Birth of the DomoTab project
The idea of creating a free smart home brain didn’t come out of thin air.
I had been looking around every now and then for a way to build a smart home system for several years, as part of a (unfortunately still) future project to build myself a house. In the course of 2010, people also started asking me advice on the different existing solutions to this smart home technologies dilemma I was still pondering.
There are many options to create an autonomous system: cheap ARM boards, from about a hundred Euros for the simplest models with a few hundred MB memory and a few MHz to recent beagleboardTM or pandaboardTM, other similar boards, plug computers, and up to “sticks” based on the Raspberry PiTM model. But all these solutions come with new problems: too few connections, no box, no screen, no handling of smart home protocols, expensive, and usually more than one of these. And I wasn’t impressed with the alternative of using a PC (expensive, noisy, power hungry) with a USB key per protocol (expensive as well) either.
A few month before, I had bought a (well, 10 actually) plug computer and a USB touch screen. This seemed like a good starting point, especially since I had been able to easily run my favourite Linux distribution on it, the one I was planning to use as a basis for my smart home platform.
But problems crept up soon enough.
Out of the ten plug computers I originally bought (bulk buy to save on P&P and import duty), two died out really quick and the others suffer from serious heat dissipation issues. Specifically, they restart every time they overheat, and they overheat every time both their Gigabyte Ethernet interfaces are used…
Moreover, connecting the screen through USB uses up both USB ports… no more room for a USB key, a hard drive or a smart home USB key.
This is when I started to envision a custom made aluminium case. I happened to know someone (the creator of Langear) who made compact PC boxes. We could have integrated in one of those neat cases a plug computer, heat dissipator, a USB hub to get a few extra USB ports and a screen modified to use only one USB port and be powered by the internal power suply.

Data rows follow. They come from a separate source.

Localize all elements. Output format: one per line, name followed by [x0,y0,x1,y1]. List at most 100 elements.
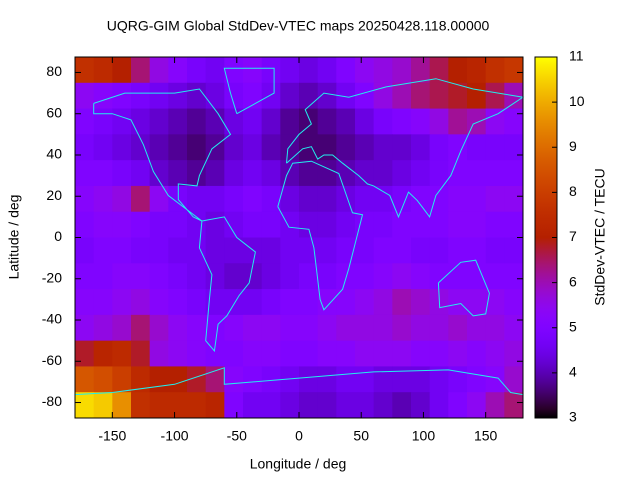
heatmap-cell [485,366,505,393]
heatmap-cell [336,289,356,316]
heatmap-cell [168,392,188,419]
heatmap-cell [299,340,319,367]
heatmap-cell [411,263,431,290]
heatmap-cell [299,82,319,110]
heatmap-cell [280,211,300,238]
y-axis-label: Latitude / deg [6,195,22,280]
x-tick-label: 100 [412,428,436,444]
heatmap-cell [75,289,95,316]
heatmap-cell [75,57,95,84]
heatmap-cell [205,108,225,135]
heatmap-cell [504,289,524,316]
coastline [277,160,364,311]
heatmap-cell [299,263,319,290]
heatmap-cell [131,263,151,290]
heatmap-cell [336,211,356,238]
heatmap-cell [131,366,151,393]
heatmap-cell [261,237,281,264]
heatmap-cell [205,57,225,84]
heatmap-cell [373,211,393,238]
heatmap-cell [485,185,505,213]
heatmap-cell [243,340,263,367]
heatmap-cell [317,134,337,161]
heatmap-cell [224,314,244,342]
heatmap-cell [299,57,319,84]
colorbar-tick-label: 9 [569,138,577,154]
colorbar-label: StdDev-VTEC / TECU [592,168,608,305]
heatmap-cell [504,185,524,213]
heatmap-cell [261,185,281,213]
heatmap-cells [75,57,524,419]
heatmap-cell [336,57,356,84]
heatmap-cell [112,82,132,110]
heatmap-cell [205,211,225,238]
heatmap-cell [336,185,356,213]
heatmap-cell [429,237,449,264]
heatmap-cell [355,289,375,316]
heatmap-cell [112,289,132,316]
heatmap-cell [355,108,375,135]
colorbar-tick-label: 8 [569,183,577,199]
heatmap-cell [317,289,337,316]
heatmap-cell [205,160,225,187]
heatmap-cell [149,366,169,393]
heatmap-cell [504,211,524,238]
heatmap-cell [392,366,412,393]
heatmap-cell [93,237,113,264]
heatmap-cell [467,340,487,367]
heatmap-cell [187,160,207,187]
heatmap-cell [243,289,263,316]
heatmap-cell [149,392,169,419]
y-tick-label: -40 [42,311,62,327]
heatmap-cell [392,314,412,342]
heatmap-cell [131,160,151,187]
heatmap-cell [168,263,188,290]
colorbar-tick-label: 6 [569,273,577,289]
heatmap-cell [317,392,337,419]
heatmap-cell [299,185,319,213]
heatmap-cell [411,314,431,342]
heatmap-cell [504,160,524,187]
heatmap-cell [187,237,207,264]
heatmap-cell [485,314,505,342]
heatmap-cell [75,108,95,135]
heatmap-cell [112,57,132,84]
heatmap-cell [429,57,449,84]
heatmap-cell [336,340,356,367]
heatmap-cell [373,314,393,342]
heatmap-cell [336,392,356,419]
heatmap-cell [187,263,207,290]
heatmap-cell [429,366,449,393]
heatmap-cell [112,108,132,135]
heatmap-cell [224,340,244,367]
heatmap-cell [261,366,281,393]
y-tick-label: 40 [46,146,62,162]
heatmap-cell [392,185,412,213]
heatmap-cell [224,108,244,135]
heatmap-cell [467,314,487,342]
heatmap-cell [112,134,132,161]
heatmap-cell [336,366,356,393]
heatmap-cell [373,57,393,84]
heatmap-cell [392,134,412,161]
heatmap-cell [224,160,244,187]
heatmap-cell [131,289,151,316]
heatmap-cell [336,237,356,264]
heatmap-cell [93,392,113,419]
heatmap-cell [299,289,319,316]
heatmap-cell [261,314,281,342]
heatmap-cell [429,263,449,290]
heatmap-cell [280,263,300,290]
heatmap-cell [280,185,300,213]
heatmap-cell [261,392,281,419]
heatmap-cell [243,211,263,238]
heatmap-cell [149,160,169,187]
heatmap-cell [485,289,505,316]
heatmap-cell [112,340,132,367]
heatmap-cell [429,392,449,419]
heatmap-cell [299,366,319,393]
heatmap-cell [429,211,449,238]
heatmap-cell [411,57,431,84]
heatmap-cell [355,366,375,393]
heatmap-cell [336,82,356,110]
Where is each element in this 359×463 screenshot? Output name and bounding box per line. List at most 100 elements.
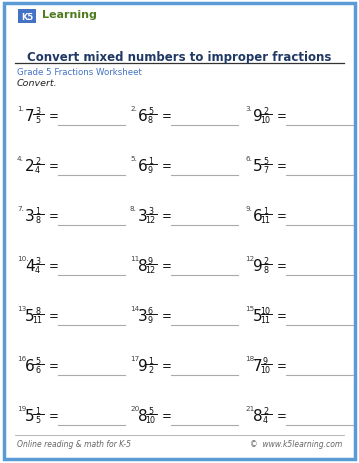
Text: 1.: 1.	[17, 106, 24, 112]
Text: =: =	[49, 309, 59, 322]
Text: =: =	[277, 259, 287, 272]
Text: 21.: 21.	[245, 405, 256, 411]
Text: =: =	[277, 409, 287, 422]
Text: 4: 4	[35, 265, 40, 275]
Text: =: =	[162, 359, 172, 372]
Text: Grade 5 Fractions Worksheet: Grade 5 Fractions Worksheet	[17, 68, 142, 77]
Text: 2.: 2.	[130, 106, 137, 112]
Text: 11.: 11.	[130, 256, 141, 262]
Text: 12: 12	[145, 216, 155, 225]
Text: Online reading & math for K-5: Online reading & math for K-5	[17, 439, 131, 448]
Text: =: =	[162, 210, 172, 223]
Text: 4: 4	[35, 166, 40, 175]
Text: 13.: 13.	[17, 305, 28, 311]
Text: 6.: 6.	[245, 156, 252, 162]
Text: 2: 2	[148, 365, 153, 374]
Text: 3: 3	[25, 208, 35, 224]
Text: 7.: 7.	[17, 206, 24, 212]
Text: =: =	[49, 110, 59, 123]
FancyBboxPatch shape	[4, 4, 355, 459]
Text: 11: 11	[261, 315, 270, 324]
Text: ©  www.k5learning.com: © www.k5learning.com	[250, 439, 342, 448]
FancyBboxPatch shape	[18, 10, 36, 24]
Text: 3: 3	[35, 257, 40, 265]
Text: =: =	[277, 210, 287, 223]
Text: 8.: 8.	[130, 206, 137, 212]
Text: 2: 2	[35, 156, 40, 166]
Text: =: =	[277, 359, 287, 372]
Text: 6: 6	[148, 307, 153, 315]
Text: 2: 2	[263, 107, 268, 116]
Text: 10: 10	[261, 365, 270, 374]
Text: 14.: 14.	[130, 305, 141, 311]
Text: 5: 5	[35, 356, 40, 365]
Text: 10: 10	[261, 116, 270, 125]
Text: 19.: 19.	[17, 405, 28, 411]
Text: 7: 7	[253, 358, 263, 373]
Text: 16.: 16.	[17, 355, 28, 361]
Text: Convert mixed numbers to improper fractions: Convert mixed numbers to improper fracti…	[27, 50, 332, 63]
Text: 6: 6	[25, 358, 35, 373]
Text: 1: 1	[35, 206, 40, 216]
Text: 7: 7	[263, 166, 268, 175]
Text: 10: 10	[261, 307, 270, 315]
Text: 5.: 5.	[130, 156, 137, 162]
Text: 4: 4	[263, 415, 268, 424]
Text: 3: 3	[148, 206, 153, 216]
Text: 3: 3	[138, 308, 148, 323]
Text: =: =	[162, 309, 172, 322]
Text: 10: 10	[145, 415, 155, 424]
Text: 17.: 17.	[130, 355, 141, 361]
Text: 5: 5	[253, 308, 263, 323]
Text: 5: 5	[35, 415, 40, 424]
Text: 4.: 4.	[17, 156, 24, 162]
Text: =: =	[277, 309, 287, 322]
Text: K5: K5	[21, 13, 33, 21]
Text: 8: 8	[138, 408, 148, 423]
Text: 8: 8	[35, 307, 40, 315]
Text: 7: 7	[25, 109, 34, 124]
Text: 8: 8	[263, 265, 268, 275]
Text: 11: 11	[33, 315, 42, 324]
Text: 10.: 10.	[17, 256, 28, 262]
Text: =: =	[49, 409, 59, 422]
Text: 8: 8	[138, 258, 148, 274]
Text: 5: 5	[35, 116, 40, 125]
Text: =: =	[49, 259, 59, 272]
Text: =: =	[277, 110, 287, 123]
Text: 9: 9	[148, 257, 153, 265]
Text: 2: 2	[263, 257, 268, 265]
Text: 5: 5	[148, 107, 153, 116]
Text: =: =	[162, 409, 172, 422]
Text: 6: 6	[253, 208, 263, 224]
Text: 8: 8	[253, 408, 263, 423]
Text: 5: 5	[148, 406, 153, 415]
Text: =: =	[49, 160, 59, 173]
Text: 9.: 9.	[245, 206, 252, 212]
Text: 12.: 12.	[245, 256, 256, 262]
Text: 9: 9	[138, 358, 148, 373]
Text: 6: 6	[138, 159, 148, 174]
Text: 5: 5	[263, 156, 268, 166]
Text: 20.: 20.	[130, 405, 141, 411]
Text: 11: 11	[261, 216, 270, 225]
Text: 9: 9	[263, 356, 268, 365]
Text: 3: 3	[35, 107, 40, 116]
Text: 9: 9	[253, 258, 263, 274]
Text: 18.: 18.	[245, 355, 256, 361]
Text: =: =	[162, 110, 172, 123]
Text: Convert.: Convert.	[17, 79, 58, 88]
Text: 8: 8	[148, 116, 153, 125]
Text: 2: 2	[263, 406, 268, 415]
Text: 4: 4	[25, 258, 34, 274]
Text: =: =	[49, 210, 59, 223]
Text: 9: 9	[148, 315, 153, 324]
Text: =: =	[162, 259, 172, 272]
Text: 9: 9	[148, 166, 153, 175]
Text: 6: 6	[138, 109, 148, 124]
Text: Learning: Learning	[42, 10, 97, 20]
Text: 1: 1	[148, 156, 153, 166]
Text: =: =	[277, 160, 287, 173]
Text: 5: 5	[253, 159, 263, 174]
Text: 3: 3	[138, 208, 148, 224]
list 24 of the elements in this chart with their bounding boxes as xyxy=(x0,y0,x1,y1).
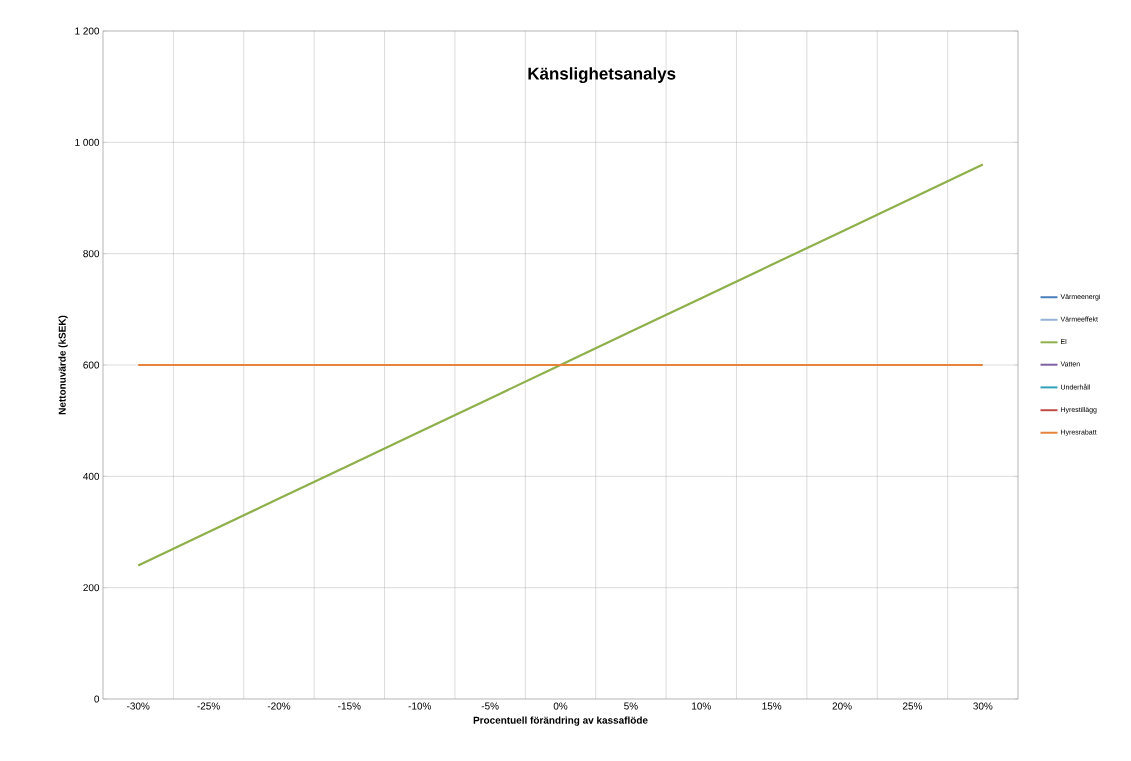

After some pondering about the general specifications, we hit a wall: the availability of parts to integrate. The selected touch screen was already out of production. This had already happened to me a few months before on another project, stopping it dead in its tracks. I wasn’t getting myself in a situation like that again.
Around that time, I was making a sizeable contribution to the creation of a system for a client and I started to realize that creating a product from scratch wasn’t as daunting as I thought.
This prompted me to start the project (then called DomoPlug) in August 2010 to create a product on my own terms instead of having to work on creating some industrialist’s product. This allowed me to design an open, community focused product, an give free smart home technologies a breath of fresh air.